Reacting to the despondent backlash over the county’s decision to demolish the quarter-century-old restaurant at Bull Creek Fish Camp on the westernmost side of Flagler, County Commissioner Leann Pennington today asked her colleagues and the county administration to make some kind of replacement amenity there a priority in next year’s budget. (See: “Bull Creek Fish Camp Will Be Torn Down Against Lease-Holder’s Wishes, With No Plans for Rebuild.”)
“No one expects to see a restaurant back in the area,” Pennington said, but the county should “prioritize adding a pavilion or some structure to that site so that people can enjoy it.” Pennington underscored that need now that county facilities such as the park at Shell Bluff and and access to Russell landing have been compromised.
The 2,500 square foot restaurant was built in 1997. The county bought it as part of a 29-acre, $1.8 million acquisition in 2007, with money drawn from the county’s Environmentally Sensitive Lands fund, to which taxpayers contribute through their property tax bill (the fund was approved by referendum). Hurricanes Ian and Nicole sent floodwaters coursing through the restaurant. Nicole’s waters did not fully recede for a month, damaging the structure, according to an inspection conducted for the county.
The restaurant lease had just months before been transferred from Chris Zwirn, who’d run the facility since 2014, to Alberto Domenech, who runs the Latino Market and Bakery at Palm Coast’s St. Joe Plaza. Domenech implored the county to let him repair the building and carry on. He was convinced that the building’s damages were not as serious as the county was saying.
County Administrator Heidi Petito told commissioners late last month that the cost of repairing the building would be more than 50 percent of its valuation. The building’s just market value is currently $233,300, according to the Flagler County Property Appraiser’s website. It’s mere building value is $133,000.
Pennington described the Bull Creek issue as “very contentious” as she voiced her reaction at the end of a county commission meeting this morning. “I got quite a lot of feedback and calls from the residents out there,” Pennington said. “That building is near and dear to that community. It started in the 50s. It had some restoration in the 90s and it has seen quite a bit of storms and bounced right back.” She said she met with the administration and went through the inspection at length.
Pennington doesn’t dispute that the building’s slab has sunk up to 3 inches in some areas, she said, that the “electrical is completely gone,” that windows are no longer aligned with the building’s frame, and that repair costs would be $2 million. She seemed skeptical about that figure, and indeed a 2,500 square foot building with a 700-foot apartment on its second floor would have to graze the ramparts of a mansion’s luxury to generate such costs. “How they came up with that, you know, is some interesting things,” Pennington said, without elaborating.

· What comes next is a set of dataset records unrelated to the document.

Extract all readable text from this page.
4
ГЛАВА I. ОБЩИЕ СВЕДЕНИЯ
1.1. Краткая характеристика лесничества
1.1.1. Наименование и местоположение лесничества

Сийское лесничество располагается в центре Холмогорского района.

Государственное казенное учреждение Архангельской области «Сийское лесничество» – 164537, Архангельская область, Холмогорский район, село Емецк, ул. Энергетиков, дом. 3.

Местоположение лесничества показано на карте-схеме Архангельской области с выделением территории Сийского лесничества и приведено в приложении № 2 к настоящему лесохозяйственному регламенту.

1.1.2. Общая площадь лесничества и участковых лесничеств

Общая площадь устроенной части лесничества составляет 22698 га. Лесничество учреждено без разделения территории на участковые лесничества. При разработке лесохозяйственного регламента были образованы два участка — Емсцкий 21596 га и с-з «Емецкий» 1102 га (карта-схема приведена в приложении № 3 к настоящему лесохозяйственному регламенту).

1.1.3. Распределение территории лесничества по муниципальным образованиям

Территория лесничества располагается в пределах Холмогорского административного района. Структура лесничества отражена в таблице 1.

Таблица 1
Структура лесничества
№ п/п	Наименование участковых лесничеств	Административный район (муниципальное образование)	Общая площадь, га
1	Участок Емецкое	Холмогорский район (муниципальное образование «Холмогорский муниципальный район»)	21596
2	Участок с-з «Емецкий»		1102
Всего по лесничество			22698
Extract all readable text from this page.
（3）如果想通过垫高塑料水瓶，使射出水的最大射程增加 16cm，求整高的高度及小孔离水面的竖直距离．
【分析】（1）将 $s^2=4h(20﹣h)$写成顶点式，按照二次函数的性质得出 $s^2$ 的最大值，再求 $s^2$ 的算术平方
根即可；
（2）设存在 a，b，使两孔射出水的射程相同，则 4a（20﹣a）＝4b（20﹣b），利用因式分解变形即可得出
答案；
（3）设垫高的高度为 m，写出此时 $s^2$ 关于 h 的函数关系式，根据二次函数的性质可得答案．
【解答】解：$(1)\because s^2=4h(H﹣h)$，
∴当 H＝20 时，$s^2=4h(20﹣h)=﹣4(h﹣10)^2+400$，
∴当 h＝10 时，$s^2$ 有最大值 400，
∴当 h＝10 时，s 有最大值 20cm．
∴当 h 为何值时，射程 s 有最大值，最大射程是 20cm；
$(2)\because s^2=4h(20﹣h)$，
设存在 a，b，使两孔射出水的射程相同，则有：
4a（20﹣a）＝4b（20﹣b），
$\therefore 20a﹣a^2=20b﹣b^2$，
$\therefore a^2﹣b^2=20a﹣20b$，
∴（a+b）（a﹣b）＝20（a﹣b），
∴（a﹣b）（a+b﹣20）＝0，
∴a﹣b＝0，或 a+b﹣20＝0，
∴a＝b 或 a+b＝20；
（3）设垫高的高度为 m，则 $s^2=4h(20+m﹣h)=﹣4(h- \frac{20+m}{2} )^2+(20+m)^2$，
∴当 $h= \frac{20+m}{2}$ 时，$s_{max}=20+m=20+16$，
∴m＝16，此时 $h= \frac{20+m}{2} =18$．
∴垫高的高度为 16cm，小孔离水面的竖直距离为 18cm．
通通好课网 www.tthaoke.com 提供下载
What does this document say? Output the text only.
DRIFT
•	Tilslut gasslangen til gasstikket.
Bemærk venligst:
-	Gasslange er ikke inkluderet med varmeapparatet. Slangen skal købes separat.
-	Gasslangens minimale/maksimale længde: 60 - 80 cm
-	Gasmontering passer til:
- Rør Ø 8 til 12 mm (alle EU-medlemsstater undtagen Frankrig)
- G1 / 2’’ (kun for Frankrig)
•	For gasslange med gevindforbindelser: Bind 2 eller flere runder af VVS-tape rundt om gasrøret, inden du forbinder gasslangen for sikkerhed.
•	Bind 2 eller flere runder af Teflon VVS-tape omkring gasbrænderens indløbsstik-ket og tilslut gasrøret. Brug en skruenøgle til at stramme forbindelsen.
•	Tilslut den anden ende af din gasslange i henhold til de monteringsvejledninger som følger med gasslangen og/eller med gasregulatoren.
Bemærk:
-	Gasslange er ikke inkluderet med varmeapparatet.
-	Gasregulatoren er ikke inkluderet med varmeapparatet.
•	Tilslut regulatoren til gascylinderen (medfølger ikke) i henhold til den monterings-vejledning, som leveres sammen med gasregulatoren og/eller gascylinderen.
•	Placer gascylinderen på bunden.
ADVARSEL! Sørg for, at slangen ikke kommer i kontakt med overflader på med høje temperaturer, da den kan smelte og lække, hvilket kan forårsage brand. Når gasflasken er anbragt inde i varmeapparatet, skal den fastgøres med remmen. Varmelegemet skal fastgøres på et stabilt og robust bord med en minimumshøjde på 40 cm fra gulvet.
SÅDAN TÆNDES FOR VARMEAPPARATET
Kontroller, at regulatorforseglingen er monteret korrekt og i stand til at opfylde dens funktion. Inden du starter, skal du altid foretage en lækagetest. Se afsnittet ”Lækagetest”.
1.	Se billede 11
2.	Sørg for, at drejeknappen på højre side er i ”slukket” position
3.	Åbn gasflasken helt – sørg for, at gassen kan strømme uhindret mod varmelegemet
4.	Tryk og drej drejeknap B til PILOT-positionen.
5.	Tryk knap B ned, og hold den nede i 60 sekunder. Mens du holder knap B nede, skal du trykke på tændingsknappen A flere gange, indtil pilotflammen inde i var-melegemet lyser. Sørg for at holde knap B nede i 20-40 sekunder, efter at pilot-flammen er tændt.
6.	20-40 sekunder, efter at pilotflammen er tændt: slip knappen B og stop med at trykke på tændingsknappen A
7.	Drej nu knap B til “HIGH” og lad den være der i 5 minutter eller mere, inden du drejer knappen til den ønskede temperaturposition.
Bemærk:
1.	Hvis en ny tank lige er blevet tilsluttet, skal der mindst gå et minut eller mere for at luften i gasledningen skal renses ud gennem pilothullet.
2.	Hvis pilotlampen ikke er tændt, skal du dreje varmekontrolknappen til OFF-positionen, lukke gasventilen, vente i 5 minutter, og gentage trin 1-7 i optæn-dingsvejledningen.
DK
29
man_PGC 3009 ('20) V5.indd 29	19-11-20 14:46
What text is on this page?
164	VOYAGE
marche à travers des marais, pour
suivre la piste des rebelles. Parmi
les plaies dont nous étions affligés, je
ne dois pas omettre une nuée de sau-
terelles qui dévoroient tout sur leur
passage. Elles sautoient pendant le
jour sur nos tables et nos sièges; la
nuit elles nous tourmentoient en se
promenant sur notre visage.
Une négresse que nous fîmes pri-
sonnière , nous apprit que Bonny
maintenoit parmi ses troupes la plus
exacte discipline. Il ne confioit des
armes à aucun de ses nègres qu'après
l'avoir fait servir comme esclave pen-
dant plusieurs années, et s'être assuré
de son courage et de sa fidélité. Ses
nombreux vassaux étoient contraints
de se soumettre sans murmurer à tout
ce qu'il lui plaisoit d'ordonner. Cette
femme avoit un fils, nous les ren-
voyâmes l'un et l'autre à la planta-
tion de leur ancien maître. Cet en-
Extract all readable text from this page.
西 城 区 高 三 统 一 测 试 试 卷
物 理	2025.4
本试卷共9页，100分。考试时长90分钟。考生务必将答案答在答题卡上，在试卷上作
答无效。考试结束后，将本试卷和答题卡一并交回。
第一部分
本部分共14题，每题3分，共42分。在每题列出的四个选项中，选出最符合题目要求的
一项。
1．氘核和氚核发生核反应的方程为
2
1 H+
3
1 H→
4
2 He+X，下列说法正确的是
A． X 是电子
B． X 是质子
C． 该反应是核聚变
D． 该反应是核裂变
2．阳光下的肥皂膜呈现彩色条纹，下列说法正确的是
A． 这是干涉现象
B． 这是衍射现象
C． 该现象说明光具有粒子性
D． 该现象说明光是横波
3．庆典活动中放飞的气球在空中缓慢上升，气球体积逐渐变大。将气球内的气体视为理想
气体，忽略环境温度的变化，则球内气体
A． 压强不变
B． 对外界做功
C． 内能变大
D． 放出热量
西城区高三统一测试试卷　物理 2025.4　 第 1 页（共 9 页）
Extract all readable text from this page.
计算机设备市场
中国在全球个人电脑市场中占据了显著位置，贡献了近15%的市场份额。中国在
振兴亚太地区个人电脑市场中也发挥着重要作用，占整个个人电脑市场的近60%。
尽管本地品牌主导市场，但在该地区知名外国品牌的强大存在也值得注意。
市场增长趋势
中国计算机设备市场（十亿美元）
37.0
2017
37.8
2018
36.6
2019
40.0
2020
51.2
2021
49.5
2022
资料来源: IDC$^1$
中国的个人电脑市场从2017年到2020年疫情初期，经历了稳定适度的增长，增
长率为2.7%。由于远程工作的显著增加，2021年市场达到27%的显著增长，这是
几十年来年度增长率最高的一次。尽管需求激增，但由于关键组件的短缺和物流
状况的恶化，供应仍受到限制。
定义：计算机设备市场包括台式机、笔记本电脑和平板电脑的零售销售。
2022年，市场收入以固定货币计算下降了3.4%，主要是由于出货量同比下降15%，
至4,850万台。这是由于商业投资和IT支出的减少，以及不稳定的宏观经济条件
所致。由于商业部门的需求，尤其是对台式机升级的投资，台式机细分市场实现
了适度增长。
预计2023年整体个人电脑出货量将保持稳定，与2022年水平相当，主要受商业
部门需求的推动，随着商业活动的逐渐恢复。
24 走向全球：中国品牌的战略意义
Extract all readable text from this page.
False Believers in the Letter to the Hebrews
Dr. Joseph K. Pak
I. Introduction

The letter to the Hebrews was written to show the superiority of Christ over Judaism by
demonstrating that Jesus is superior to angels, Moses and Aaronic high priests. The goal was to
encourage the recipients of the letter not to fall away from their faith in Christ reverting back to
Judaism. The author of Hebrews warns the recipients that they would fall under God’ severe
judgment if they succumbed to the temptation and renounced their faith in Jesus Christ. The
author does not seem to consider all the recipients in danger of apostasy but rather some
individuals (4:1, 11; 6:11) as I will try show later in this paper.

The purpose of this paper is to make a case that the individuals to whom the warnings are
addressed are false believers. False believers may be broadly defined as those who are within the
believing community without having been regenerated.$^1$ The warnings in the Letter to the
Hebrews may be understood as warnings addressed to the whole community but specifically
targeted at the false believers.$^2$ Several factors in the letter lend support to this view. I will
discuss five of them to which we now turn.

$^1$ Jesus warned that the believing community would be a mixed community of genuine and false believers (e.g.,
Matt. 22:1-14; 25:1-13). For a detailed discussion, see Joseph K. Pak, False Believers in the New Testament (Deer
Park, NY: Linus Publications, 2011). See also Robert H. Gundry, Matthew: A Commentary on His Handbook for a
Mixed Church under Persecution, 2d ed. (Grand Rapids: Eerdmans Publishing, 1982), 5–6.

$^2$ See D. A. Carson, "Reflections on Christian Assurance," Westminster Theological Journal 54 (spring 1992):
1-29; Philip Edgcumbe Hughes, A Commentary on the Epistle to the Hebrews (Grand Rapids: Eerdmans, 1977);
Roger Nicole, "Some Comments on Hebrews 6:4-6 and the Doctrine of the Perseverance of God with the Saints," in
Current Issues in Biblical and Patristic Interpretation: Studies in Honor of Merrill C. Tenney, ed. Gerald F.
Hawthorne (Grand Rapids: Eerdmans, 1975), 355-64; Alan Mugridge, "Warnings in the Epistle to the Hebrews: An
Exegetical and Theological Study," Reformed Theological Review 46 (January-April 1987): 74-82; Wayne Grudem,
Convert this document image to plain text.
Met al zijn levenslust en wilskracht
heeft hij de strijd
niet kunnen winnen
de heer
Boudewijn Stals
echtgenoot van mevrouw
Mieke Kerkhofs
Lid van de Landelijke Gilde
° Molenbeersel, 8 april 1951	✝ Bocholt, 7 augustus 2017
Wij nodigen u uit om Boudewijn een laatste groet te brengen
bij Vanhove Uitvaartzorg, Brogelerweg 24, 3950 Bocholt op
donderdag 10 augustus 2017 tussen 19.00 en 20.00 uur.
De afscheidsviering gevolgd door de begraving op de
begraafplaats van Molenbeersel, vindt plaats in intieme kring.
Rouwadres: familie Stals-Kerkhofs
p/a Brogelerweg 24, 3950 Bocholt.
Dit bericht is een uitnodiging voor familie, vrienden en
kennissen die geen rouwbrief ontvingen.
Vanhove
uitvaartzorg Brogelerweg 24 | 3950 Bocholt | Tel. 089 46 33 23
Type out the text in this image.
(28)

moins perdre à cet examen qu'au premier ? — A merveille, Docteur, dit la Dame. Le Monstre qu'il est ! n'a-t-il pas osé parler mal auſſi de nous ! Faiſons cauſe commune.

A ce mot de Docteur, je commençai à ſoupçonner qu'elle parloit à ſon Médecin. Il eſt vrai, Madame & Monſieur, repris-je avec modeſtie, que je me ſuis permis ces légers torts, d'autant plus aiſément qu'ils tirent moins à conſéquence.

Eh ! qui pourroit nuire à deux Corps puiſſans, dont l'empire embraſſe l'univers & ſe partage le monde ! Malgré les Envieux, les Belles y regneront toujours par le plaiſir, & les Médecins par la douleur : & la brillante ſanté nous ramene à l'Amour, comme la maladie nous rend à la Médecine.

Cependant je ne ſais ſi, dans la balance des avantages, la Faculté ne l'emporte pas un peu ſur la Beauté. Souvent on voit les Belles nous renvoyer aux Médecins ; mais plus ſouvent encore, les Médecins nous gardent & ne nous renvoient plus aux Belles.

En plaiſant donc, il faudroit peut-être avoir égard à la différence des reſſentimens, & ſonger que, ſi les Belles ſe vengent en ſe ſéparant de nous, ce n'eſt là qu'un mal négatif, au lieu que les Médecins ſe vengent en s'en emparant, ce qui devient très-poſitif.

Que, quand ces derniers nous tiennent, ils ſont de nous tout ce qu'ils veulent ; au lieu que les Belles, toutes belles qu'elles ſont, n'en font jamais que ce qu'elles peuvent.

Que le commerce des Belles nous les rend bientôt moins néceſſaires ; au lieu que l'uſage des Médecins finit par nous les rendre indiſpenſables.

“Bull Creek is a legacy site in this county,” the commissioner said. “It’s about the only place you can probably watch the sunset in the west. It has a lot of tradition out there. People have come over from Crescent City on the weekends to have lunch, and right now we are at a position where we’re not able to, due to financial constraints, even putting a pavilion.”
Pennington said even a food-truck option would be a good start. “I really just want to implore on us to look at a solution for them as a priority of something,” Pennington said. “They’re just losing their amenities out there and we’re not replacing them back quite as quickly. The West is a huge part of economic development with [agriculture] and they deserve the right to enjoy their amenities as well.”